Willing wall is just in front of us: a wide part
is only for men and a quite narrower part is only for women. I go to my
side and take a kippah from a big container and put it on my head as
must be done here. Then I present my respects to the wall and come
back. My mother does the same at her side.
We exit from the Wall zone by the opposite side we entered
and go up some stairs looking for good views to Willing Wall and Dome
of the Rock, which we find. We’re in Jewish quarter now.

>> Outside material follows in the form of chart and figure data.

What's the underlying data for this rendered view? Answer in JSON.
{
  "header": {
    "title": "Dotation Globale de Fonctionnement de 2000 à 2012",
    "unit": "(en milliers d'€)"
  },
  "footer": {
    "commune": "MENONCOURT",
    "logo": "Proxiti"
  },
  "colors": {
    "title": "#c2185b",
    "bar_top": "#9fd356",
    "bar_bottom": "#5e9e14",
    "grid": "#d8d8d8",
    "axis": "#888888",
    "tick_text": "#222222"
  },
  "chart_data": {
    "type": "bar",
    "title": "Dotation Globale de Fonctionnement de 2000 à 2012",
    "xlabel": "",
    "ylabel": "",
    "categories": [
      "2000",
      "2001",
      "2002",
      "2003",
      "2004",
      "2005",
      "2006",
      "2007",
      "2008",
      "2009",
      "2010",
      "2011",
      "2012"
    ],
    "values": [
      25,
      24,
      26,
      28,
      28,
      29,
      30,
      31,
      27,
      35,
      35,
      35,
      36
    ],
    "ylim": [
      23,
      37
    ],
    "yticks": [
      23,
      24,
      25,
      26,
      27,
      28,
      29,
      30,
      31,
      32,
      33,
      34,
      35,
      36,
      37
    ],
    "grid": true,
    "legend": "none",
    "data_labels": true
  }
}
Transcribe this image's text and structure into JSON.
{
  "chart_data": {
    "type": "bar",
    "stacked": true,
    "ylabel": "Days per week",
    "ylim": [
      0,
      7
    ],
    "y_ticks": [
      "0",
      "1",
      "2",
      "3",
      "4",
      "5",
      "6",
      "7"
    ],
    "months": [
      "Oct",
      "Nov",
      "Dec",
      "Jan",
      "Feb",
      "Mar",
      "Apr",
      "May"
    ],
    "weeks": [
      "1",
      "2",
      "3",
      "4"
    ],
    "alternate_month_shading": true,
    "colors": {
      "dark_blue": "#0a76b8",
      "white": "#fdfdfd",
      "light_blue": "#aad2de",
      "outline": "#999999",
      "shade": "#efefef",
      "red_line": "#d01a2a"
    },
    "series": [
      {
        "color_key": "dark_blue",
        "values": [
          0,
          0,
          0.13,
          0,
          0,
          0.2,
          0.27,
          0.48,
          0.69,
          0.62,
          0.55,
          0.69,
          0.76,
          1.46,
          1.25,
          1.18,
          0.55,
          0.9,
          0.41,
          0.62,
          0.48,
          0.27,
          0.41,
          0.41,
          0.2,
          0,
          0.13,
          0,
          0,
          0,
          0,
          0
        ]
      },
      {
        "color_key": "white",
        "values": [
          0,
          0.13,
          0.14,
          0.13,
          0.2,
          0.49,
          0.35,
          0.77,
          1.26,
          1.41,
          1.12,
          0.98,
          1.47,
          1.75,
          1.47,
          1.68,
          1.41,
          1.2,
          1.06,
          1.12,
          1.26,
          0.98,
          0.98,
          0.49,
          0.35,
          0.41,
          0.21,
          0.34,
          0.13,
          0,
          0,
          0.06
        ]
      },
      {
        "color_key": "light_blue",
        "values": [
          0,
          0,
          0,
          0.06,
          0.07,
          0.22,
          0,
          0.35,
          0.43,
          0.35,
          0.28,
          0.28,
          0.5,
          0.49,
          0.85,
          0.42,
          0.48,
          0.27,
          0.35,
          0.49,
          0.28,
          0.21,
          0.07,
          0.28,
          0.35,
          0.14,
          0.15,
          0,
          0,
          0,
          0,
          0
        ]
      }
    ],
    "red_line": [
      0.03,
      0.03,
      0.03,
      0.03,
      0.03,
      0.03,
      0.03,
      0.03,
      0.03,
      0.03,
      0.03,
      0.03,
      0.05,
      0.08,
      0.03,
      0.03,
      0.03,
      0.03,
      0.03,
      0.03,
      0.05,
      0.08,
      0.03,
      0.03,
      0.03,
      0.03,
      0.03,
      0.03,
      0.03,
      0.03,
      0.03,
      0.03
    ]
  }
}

After some walk on these quiet and polite streets
we end the closest we can be from Dome of the Rock. Military guards
keep saying they’re sorry, but we’re not allowed to pass through that
big and ancient door, we must try on Monday. I answer Monday we’re not
going to be in the city and one of them ask me the camera and go
inside, some seconds later he appears and give the camera back to me
with some beautiful pictures of the Dome. That’s what I meant when
talking about their kindness.
Picture at left shows the closest you can see Dome
Rock without going into Temple Mount, right picture is one of the
military man ones.
Now is lunch time. We choose an Armenian restaurant which name is,
showing off their laziness, “Armenian restaurant”. The first guy in
there gets enthusiastic about Barcelona when knowing we’re from there
and show a lot of pictures from his iPhone to us: Cathedral, World
Trade Center, Ramblas… typical places from our city from just two weeks
ago. He tells us is going to come back this month to watch a football
match. Can you see? It seems this Palestinian from Jerusalem is going
to Nou Camp stadium more often than me! The other guy, who takes notes
about what we order and fill our table up with dishes full of different
stuff, loves Catalonia too, but is a Real Madrid supporter, poor man.
We’ve ordered two plates of grilled chicken for my parents and one
kebab I-don’t-know-what for me and a mix of both things for Eva. With
this come some shared dishes with a cucumber salad, hummus, a sort of
eggplant hummus too, one with chopped tomato, one with purple cabbage,
another one with chukrut, 6 pita bread pieces and maybe I’m missing
something. Including drinks, we pay 220 shekels (44€).
After the banquet we feel a bit sleepy. We go to
the hotel for a nap in order to get the sleep we missed back.
And our journey is barely over here, just a small walk to take some
pizza portions for dinner (13 shekels per portion) close to Jaffa Gate,
which looks the opposite than its last night version.